The organizations that the Department of Government Efficiency publicly denounced as symbols of foreign aid excess, including large multilateral agencies and well-funded Western-based nonprofits, continued receiving billions in contracts and disbursements even as the Trump administration's sweeping cuts fell almost entirely on local groups operating in the developing world, a new analysis found.
The pattern contradicts the stated rationale for gutting U.S. foreign assistance. DOGE, the advisory body led by Elon Musk, singled out the U.S. Agency for International Development and the broader aid architecture as riddled with waste and fraud. Musk called USAID "a criminal organization" and said it was "time for it to die." The agency's website was taken down, nearly 10,000 employees were fired or placed on indefinite leave, and the Trump administration announced it would eliminate 90 percent of USAID contracts. But when the dust settled on where surviving and newly directed dollars actually went, it was the large institutions, not local civil society groups in Africa, Asia, or Latin America, that held onto the money.
USAID's Office of Inspector General issued a report finding that DOGE's cuts were preventing oversight of billions of dollars in humanitarian aid, leaving taxpayer dollars susceptible to loss through waste, fraud, or even theft by violent extremist groups in conflict zones.
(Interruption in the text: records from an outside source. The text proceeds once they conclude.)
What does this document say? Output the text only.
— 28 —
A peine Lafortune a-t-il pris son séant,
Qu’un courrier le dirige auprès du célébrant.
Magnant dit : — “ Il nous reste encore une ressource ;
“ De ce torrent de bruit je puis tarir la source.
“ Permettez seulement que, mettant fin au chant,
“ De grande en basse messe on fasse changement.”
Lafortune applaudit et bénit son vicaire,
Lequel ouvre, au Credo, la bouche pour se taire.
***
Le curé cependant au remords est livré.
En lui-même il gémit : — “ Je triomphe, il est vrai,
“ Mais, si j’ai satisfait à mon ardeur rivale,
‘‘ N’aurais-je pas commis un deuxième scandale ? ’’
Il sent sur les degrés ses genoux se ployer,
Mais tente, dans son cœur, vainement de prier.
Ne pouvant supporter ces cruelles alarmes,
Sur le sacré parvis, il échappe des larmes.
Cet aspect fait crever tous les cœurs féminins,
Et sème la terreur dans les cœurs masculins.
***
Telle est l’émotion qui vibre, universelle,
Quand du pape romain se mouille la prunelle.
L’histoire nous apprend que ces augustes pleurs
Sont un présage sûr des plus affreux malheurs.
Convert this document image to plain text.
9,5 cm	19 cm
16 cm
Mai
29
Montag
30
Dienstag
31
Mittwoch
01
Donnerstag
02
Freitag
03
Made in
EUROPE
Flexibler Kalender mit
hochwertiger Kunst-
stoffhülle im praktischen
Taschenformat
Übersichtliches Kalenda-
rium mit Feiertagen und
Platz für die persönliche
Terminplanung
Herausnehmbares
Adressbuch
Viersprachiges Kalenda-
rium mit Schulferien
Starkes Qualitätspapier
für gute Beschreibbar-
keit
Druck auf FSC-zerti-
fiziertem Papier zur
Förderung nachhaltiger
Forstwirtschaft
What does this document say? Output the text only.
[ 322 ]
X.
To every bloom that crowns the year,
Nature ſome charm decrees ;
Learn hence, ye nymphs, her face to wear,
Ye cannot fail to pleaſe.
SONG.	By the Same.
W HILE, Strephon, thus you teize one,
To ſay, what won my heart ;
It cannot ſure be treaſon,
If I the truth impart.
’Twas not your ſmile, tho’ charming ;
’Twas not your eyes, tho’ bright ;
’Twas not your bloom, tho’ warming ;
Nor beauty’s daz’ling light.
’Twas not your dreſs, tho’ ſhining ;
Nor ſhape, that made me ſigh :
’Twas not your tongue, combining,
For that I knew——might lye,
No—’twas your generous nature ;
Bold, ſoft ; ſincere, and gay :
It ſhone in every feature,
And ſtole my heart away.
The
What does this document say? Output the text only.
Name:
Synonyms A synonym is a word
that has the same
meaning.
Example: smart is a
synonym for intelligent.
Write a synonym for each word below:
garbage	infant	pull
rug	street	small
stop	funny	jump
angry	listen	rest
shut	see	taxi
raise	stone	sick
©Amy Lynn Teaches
The irony was not lost on development policy experts: the cuts justified in the name of ending wasteful spending were, according to the inspector general, themselves generating the conditions for waste.
A CBS News review of over 5,000 terminated USAID grants, awards, and contracts found at least $1.39 billion in global health efforts canceled, including $1.1 billion in malaria programs, along with $171.7 million in food and clean water access and $435.2 million in education abroad. Those eliminated programs had largely been implemented through local partners on the ground, the organizations now nearly shut out.
DOGE removed details on canceled USAID contracts from its online tracking system, making it difficult to independently verify the full scope of which organizations were losing funding.
Meanwhile, Congress partially pushed back. Congress gave $6 billion this fiscal year to fight HIV and AIDS worldwide, the same as the previous year, with much of that money flowing through large multilateral and U.S.-based agencies that had been publicly targeted by DOGE's rhetoric. U.S.-based organizations stood to gain, having received $28.9 billion from USAID contracts and assistance in prior years, and many retained significant funding streams even as smaller, locally rooted groups in recipient countries saw their contracts vanish entirely.
The human toll of who actually lost funding has been staggering. Senator Brian Schatz, the ranking member of the Senate Appropriations Subcommittee on State and Foreign Operations, noted that over 360,000 people had already died as a result of the funding cuts. According to estimates by Professor Brooke Nichols, DOGE cuts to foreign aid programs had led to some 300,000 deaths by May 2025, mostly children.
Bill Gates warned that the gutting of USAID would lead to millions of deaths around the world. His warning, and now this latest analysis, point to a troubling gap between DOGE's stated mission and its measurable outcomes: the agencies it called wasteful kept their billions, while the on-the-ground organizations closest to those dying were the ones that got cut.